Given ind. prob's, find prob. that he does and she doesn't

[Navyguy]

The probability that Andy studies math over break is 0.3 and the probability that Betty independently studies over break is 0.4. Find the probability Andy studies over break and Betty doesn't.

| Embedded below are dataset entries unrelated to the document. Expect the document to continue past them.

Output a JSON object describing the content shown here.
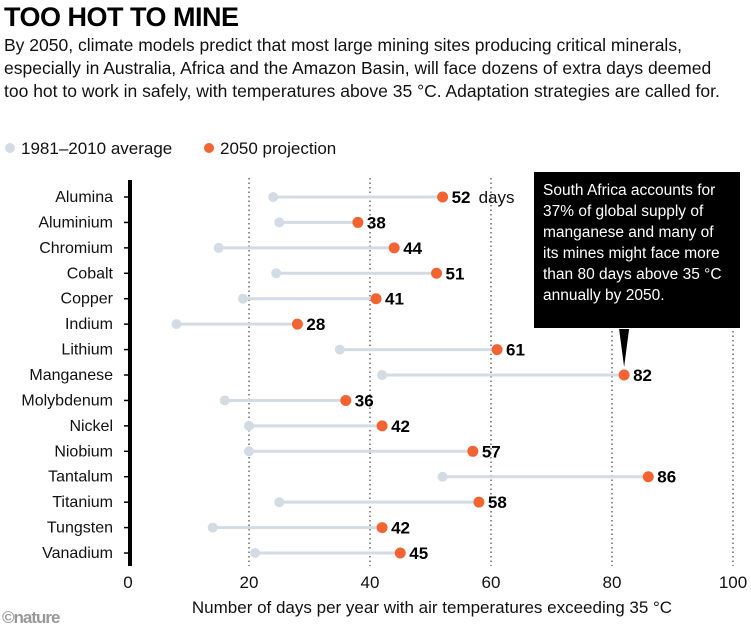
{
  "title": "TOO HOT TO MINE",
  "subtitle": "By 2050, climate models predict that most large mining sites producing critical minerals, especially in Australia, Africa and the Amazon Basin, will face dozens of extra days deemed too hot to work in safely, with temperatures above 35 °C. Adaptation strategies are called for.",
  "annotation": "South Africa accounts for 37% of global supply of manganese and many of its mines might face more than 80 days above 35 °C annually by 2050.",
  "credit": "©nature",
  "chart_data": {
    "type": "dumbbell",
    "xlabel": "Number of days per year with air temperatures exceeding 35 °C",
    "xlim": [
      0,
      100
    ],
    "xticks": [
      0,
      20,
      40,
      60,
      80,
      100
    ],
    "grid": "vertical dotted",
    "legend_position": "top-left",
    "value_unit_label": "days",
    "categories": [
      "Alumina",
      "Aluminium",
      "Chromium",
      "Cobalt",
      "Copper",
      "Indium",
      "Lithium",
      "Manganese",
      "Molybdenum",
      "Nickel",
      "Niobium",
      "Tantalum",
      "Titanium",
      "Tungsten",
      "Vanadium"
    ],
    "series": [
      {
        "name": "1981–2010 average",
        "color": "#d3dce4",
        "values": [
          24,
          25,
          15,
          24.5,
          19,
          8,
          35,
          42,
          16,
          20,
          20,
          52,
          25,
          14,
          21
        ]
      },
      {
        "name": "2050 projection",
        "color": "#f26532",
        "values": [
          52,
          38,
          44,
          51,
          41,
          28,
          61,
          82,
          36,
          42,
          57,
          86,
          58,
          42,
          45
        ]
      }
    ],
    "highlight": "Manganese"
  }
}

The percentage is messing me up when I try to set up the problem. I have tried multiplying and dividing, and only came up with 0.12. Please show me a formula that I can use to set this problem up. The list of possible answers is as follows:

1. 0.12
2. 0.42
3. 0.18
4. 0.46

Thanks for any help given.

 

[pka]

Suppose that we have two independent events each of which has non-zero probability. Then \(\displaystyle P\left( {A|B} \right) = P(B|A) = P(A)P(B)\)
It is a theorem that if A & B are independent then so are each of these pairs:
\(\displaystyle \left\{ {A,\overline B } \right\},\;\left\{ {B,\overline A } \right\},\;\left\{ {\overline A ,\overline B } \right\}\quad \overline B \mbox{ is the complement of B}\)
\(\displaystyle \begin{array}{l}
P(B) = 0.4\quad \Rightarrow \quad P\left( {\overline B } \right) = 1 - 0.4 = 0.6 \\
P\left( {A \cap \overline B } \right) = P\left( A \right)P\left( {\overline B } \right) \\
\end{array}\)

 

[Navyguy]

okk let me see if I got this much of it

P(A)=0.3 P(A)= 1-0.3=0.7, is this part of the formula you are showing me. Is the next step adding the two or is that wrong.

 

[pka]

You are simply looking for;
\(\displaystyle P(A \cap \overline B ) = P(A)P(\overline B ).\)
Andy studies and Betty does not.